The company ended the quarter with $41.2 million in cash and short-term investments.
Last quarter we reported on some potential issues that OGI could face including the falling price of cannabis and the company’s decision back in 2019 to issue 7 million new shares which diluted shareholders.
An analyst from Cantor Fitzgerald, Pablo Zuanic, has stated that he expects OGI’s margins to be under pressure in the near term due to higher marketing spend and start-up costs related to its new product lines.
This is clearly proven true as the company has increased operating costs by 49% quarter-over-quarter, coming in at over $15.8M which represented 60% of net revenue compared to 37% in Q2 2019.
The recent crisis surrounding the COVID-19 pandemic has also impacted OGI’s business.
Last week, the company announced that it has temporarily laid off 400 of its employees, representing 45% of its workforce, as part of COVID-19 containment efforts.

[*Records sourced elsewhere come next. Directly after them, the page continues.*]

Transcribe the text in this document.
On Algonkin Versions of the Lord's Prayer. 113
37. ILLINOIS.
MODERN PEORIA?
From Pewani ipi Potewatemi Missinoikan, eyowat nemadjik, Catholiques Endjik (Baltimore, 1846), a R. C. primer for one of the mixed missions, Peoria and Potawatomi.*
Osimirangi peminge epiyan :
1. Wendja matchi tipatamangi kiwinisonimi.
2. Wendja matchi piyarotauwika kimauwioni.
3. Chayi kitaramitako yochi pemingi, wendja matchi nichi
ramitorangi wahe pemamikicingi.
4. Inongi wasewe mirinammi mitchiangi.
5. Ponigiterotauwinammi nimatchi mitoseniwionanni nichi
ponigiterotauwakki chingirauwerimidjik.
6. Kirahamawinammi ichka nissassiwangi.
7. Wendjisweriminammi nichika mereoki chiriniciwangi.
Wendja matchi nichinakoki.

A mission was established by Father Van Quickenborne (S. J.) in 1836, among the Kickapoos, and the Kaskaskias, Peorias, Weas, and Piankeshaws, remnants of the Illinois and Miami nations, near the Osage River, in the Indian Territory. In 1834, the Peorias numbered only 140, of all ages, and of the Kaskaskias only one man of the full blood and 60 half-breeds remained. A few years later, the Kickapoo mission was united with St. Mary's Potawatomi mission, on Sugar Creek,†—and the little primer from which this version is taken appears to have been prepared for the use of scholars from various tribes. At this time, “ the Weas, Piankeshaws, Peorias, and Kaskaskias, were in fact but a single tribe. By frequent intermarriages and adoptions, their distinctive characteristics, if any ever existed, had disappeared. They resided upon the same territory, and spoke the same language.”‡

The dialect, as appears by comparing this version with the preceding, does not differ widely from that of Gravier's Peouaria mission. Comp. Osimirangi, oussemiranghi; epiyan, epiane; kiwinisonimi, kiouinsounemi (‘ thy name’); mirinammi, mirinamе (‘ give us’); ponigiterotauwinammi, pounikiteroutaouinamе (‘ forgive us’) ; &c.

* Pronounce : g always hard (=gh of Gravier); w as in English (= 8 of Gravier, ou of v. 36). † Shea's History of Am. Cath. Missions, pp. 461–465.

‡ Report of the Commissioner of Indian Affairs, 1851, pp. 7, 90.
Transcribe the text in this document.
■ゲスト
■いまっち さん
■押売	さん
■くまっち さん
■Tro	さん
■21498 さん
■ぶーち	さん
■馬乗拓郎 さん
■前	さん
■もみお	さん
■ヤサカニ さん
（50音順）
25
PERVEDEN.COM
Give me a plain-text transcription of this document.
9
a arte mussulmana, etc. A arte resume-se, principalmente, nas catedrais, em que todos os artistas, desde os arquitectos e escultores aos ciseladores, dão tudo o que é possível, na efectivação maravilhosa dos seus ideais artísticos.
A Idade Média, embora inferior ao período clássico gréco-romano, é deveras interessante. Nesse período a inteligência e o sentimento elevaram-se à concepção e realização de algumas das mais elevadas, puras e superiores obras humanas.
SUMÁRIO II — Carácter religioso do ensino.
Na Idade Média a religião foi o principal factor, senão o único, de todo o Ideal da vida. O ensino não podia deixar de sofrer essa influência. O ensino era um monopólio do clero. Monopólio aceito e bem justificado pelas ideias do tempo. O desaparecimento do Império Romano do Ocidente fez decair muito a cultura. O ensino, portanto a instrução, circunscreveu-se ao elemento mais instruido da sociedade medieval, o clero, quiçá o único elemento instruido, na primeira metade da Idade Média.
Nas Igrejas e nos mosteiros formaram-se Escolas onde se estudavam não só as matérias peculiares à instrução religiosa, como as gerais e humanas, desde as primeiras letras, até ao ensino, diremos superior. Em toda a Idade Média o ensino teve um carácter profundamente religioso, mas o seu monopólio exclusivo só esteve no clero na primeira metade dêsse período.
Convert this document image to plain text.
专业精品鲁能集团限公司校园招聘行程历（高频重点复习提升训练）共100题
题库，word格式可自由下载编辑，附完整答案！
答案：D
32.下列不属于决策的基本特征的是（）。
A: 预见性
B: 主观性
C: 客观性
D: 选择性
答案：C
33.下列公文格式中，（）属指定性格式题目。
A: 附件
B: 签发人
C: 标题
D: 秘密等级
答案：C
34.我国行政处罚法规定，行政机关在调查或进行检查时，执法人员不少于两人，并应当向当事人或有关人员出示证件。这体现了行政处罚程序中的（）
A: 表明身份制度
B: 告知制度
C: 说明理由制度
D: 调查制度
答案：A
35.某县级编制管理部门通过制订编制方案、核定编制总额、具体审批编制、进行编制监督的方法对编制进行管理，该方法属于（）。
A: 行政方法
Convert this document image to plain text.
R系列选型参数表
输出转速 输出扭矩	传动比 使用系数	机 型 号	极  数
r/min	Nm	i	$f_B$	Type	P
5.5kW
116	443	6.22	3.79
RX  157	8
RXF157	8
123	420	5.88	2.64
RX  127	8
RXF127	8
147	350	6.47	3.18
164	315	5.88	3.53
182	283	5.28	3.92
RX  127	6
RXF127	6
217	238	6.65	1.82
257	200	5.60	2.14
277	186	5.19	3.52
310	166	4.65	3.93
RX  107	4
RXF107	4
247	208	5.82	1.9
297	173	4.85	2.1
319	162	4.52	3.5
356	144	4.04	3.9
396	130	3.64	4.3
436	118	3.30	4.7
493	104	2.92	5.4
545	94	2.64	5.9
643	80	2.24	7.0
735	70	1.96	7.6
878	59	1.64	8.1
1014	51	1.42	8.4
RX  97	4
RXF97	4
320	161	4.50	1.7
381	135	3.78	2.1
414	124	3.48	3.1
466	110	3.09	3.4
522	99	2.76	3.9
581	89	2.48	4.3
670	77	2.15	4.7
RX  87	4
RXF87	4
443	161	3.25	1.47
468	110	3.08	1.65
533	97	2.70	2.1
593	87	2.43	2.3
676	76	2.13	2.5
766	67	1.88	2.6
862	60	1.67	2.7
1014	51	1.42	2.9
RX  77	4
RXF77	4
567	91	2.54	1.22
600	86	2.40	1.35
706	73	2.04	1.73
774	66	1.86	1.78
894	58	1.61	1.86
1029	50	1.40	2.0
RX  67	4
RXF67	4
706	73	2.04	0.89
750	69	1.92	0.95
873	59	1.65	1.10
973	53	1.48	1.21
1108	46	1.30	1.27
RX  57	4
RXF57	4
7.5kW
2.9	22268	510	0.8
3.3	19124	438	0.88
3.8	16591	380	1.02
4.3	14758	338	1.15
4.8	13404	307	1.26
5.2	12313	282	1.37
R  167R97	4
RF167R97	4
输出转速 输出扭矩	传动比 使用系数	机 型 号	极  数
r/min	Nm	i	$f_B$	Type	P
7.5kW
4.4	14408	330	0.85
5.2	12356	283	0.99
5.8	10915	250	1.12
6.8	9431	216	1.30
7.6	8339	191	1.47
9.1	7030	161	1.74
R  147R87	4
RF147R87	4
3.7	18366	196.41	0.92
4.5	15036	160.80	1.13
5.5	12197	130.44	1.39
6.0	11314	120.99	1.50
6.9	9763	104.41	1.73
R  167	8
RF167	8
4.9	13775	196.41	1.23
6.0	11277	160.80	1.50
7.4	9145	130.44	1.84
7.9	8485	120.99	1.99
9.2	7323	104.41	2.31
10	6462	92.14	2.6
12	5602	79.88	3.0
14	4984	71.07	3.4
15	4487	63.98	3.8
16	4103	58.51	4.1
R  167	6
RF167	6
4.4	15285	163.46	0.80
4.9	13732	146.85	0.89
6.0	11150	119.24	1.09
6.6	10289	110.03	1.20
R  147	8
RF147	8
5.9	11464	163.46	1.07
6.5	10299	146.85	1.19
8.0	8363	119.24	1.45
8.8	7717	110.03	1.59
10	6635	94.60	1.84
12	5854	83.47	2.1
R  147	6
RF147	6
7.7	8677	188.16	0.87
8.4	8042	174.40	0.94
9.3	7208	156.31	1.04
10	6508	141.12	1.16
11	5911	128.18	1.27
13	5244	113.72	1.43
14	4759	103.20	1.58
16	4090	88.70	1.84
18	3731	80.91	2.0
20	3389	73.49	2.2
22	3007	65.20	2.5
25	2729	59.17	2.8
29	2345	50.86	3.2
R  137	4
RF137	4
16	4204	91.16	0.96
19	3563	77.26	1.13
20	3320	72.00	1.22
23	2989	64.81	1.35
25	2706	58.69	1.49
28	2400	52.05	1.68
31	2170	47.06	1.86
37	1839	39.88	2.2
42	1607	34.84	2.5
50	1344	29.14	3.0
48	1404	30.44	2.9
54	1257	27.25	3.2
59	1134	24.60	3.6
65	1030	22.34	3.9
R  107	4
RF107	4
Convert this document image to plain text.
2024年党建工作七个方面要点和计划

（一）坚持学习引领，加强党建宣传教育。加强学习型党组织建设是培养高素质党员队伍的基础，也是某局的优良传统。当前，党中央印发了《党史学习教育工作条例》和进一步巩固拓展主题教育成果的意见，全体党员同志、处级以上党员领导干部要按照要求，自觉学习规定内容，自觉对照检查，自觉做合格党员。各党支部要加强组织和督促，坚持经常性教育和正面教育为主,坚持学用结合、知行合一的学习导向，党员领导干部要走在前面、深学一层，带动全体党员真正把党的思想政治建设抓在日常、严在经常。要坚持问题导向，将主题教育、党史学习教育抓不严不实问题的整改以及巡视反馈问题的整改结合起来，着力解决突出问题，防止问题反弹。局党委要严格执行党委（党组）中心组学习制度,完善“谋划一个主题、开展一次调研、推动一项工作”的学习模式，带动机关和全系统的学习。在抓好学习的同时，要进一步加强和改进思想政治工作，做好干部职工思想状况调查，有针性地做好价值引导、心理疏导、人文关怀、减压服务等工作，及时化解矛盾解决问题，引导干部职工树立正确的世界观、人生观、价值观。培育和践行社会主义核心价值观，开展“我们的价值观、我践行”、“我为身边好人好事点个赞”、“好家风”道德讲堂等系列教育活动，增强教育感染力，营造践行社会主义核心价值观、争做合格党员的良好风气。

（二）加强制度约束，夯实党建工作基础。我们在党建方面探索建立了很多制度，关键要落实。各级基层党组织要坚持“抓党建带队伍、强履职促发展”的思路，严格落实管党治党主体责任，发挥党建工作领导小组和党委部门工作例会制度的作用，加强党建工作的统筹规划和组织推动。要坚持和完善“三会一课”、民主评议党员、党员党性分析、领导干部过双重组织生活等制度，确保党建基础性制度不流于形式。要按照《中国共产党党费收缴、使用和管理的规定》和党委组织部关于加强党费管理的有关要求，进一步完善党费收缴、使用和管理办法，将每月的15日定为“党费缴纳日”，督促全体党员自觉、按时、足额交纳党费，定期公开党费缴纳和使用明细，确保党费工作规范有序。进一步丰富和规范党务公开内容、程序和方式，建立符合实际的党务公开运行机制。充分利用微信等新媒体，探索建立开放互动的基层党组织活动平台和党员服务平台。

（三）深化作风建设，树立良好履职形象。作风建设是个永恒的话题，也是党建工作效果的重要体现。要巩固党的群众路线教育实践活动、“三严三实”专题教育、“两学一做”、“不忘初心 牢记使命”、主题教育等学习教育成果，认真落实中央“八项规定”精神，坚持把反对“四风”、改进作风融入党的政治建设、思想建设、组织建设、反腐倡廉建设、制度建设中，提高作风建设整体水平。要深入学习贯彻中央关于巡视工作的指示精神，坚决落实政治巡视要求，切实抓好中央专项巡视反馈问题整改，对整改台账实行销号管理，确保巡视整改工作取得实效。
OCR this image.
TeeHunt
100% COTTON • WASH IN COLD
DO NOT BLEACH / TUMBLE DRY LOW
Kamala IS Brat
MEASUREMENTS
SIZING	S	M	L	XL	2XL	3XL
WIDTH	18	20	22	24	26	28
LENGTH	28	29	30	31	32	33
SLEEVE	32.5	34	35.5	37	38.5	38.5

This may turn out to actually help profitability for now as cannabis sales are actually up in Canada, while OGI will have lower costs if only for a quarter or two.
Even close to all-time lows, the stock is not particularly cheap, trading at 3.2x forward sales, 33% more expensive than peers like Aphria who do not have any cash problems.
Owning OGI here does not provide investors with any bargains.
Forward P/S Ratio Vs. Peers
OGI’s EBITDA margin has been performing well against its peers for the past few quarters, although it has been going in the wrong direction for six months now.
The EBITDA margin was 40% a year ago, but due to startup costs and weak sales around cannabis 2.0, the EBITDA margin is now negative 28%.